- Xpeng says closely watching fallout with China ADRs, SEC plan
- Expects Chinese government to support global EV expansion
Electric-vehicle maker Xpeng Inc. is “following closely” the furor around U.S.-traded Chinese technology companies, although the threat of being forced to de-list from American exchanges remains “several years away,” according to President Brian Gu.
“We have been closely watching this process with China ADRs and also the accounting issue,” Gu said in an interview on Tuesday in the U.S. with Bloomberg Television. “We have the preparation already done to prepare for any eventualities.”
The comments follow a period of volatility for U.S.-traded Chinese companies in the wake of Didi Global Inc.’s decision to withdraw from U.S. stock exchanges, yielding to demands from Chinese regulators that had opposed its American listing. The U.S. Securities and Exchange Commission has also inched closer to a plan for de-listing Chinese firms it deems non-compliant with Washington’s disclosure and accounting requirements.

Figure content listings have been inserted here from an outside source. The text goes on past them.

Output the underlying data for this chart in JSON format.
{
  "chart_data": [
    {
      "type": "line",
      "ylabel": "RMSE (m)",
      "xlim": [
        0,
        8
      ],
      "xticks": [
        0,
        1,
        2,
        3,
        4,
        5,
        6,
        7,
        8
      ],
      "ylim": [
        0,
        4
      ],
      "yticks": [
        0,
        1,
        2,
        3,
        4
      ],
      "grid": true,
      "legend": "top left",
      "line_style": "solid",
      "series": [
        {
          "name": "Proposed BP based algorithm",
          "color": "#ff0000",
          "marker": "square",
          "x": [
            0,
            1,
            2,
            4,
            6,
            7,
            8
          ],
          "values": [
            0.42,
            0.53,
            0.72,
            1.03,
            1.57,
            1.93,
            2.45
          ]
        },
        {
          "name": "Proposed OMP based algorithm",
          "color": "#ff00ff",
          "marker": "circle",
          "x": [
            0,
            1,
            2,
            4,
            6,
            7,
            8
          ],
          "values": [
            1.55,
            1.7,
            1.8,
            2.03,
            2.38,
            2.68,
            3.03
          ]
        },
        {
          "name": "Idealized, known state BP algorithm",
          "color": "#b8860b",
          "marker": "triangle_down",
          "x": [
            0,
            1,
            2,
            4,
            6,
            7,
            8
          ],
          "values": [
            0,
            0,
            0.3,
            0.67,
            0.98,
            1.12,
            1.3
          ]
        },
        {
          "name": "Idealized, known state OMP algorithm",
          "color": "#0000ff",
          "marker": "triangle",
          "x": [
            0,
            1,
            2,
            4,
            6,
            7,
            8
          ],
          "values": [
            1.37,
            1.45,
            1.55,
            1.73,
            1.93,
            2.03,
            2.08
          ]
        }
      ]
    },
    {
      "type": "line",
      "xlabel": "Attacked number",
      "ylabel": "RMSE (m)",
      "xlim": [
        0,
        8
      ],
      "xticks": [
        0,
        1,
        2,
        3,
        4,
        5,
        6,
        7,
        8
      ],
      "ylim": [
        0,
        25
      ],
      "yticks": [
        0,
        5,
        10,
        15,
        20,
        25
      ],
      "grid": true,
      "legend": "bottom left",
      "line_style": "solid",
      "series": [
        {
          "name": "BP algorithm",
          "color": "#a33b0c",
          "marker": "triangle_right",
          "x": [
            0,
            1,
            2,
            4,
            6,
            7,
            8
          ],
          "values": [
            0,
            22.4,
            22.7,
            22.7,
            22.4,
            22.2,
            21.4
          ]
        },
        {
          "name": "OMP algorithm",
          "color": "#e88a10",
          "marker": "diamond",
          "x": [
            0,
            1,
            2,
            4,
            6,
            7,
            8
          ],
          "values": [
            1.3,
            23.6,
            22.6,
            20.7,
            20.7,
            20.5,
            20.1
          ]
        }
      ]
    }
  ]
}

Unlike Didi, Xpeng already holds dual primary listings in both the U.S. and Hong Kong. This would allow the company to trade independently in Hong Kong if a delisting from U.S. exchanges were to materialize, Gu said, adding the U.S. and Chinese governments still have time to reach a compromise.
Guangzhou-based Xpeng reported a strong third quarter of deliveries last month, circumventing the ongoing global chip shortage and enjoying a strong year for China’s EV market.
Xpeng has also previously disclosed plans to sell into other international markets including Sweden, Denmark and the Netherlands. The Chinese government will be supportive of Xpeng’s efforts to expand globally, however the U.S. market could be “difficult to tackle” in the short term, Gu said.
“We need to be fully prepared before we make that decision. If you look at the auto companies that have made an effort to go in to the U.S., it took decades to make it happen,” Gu said.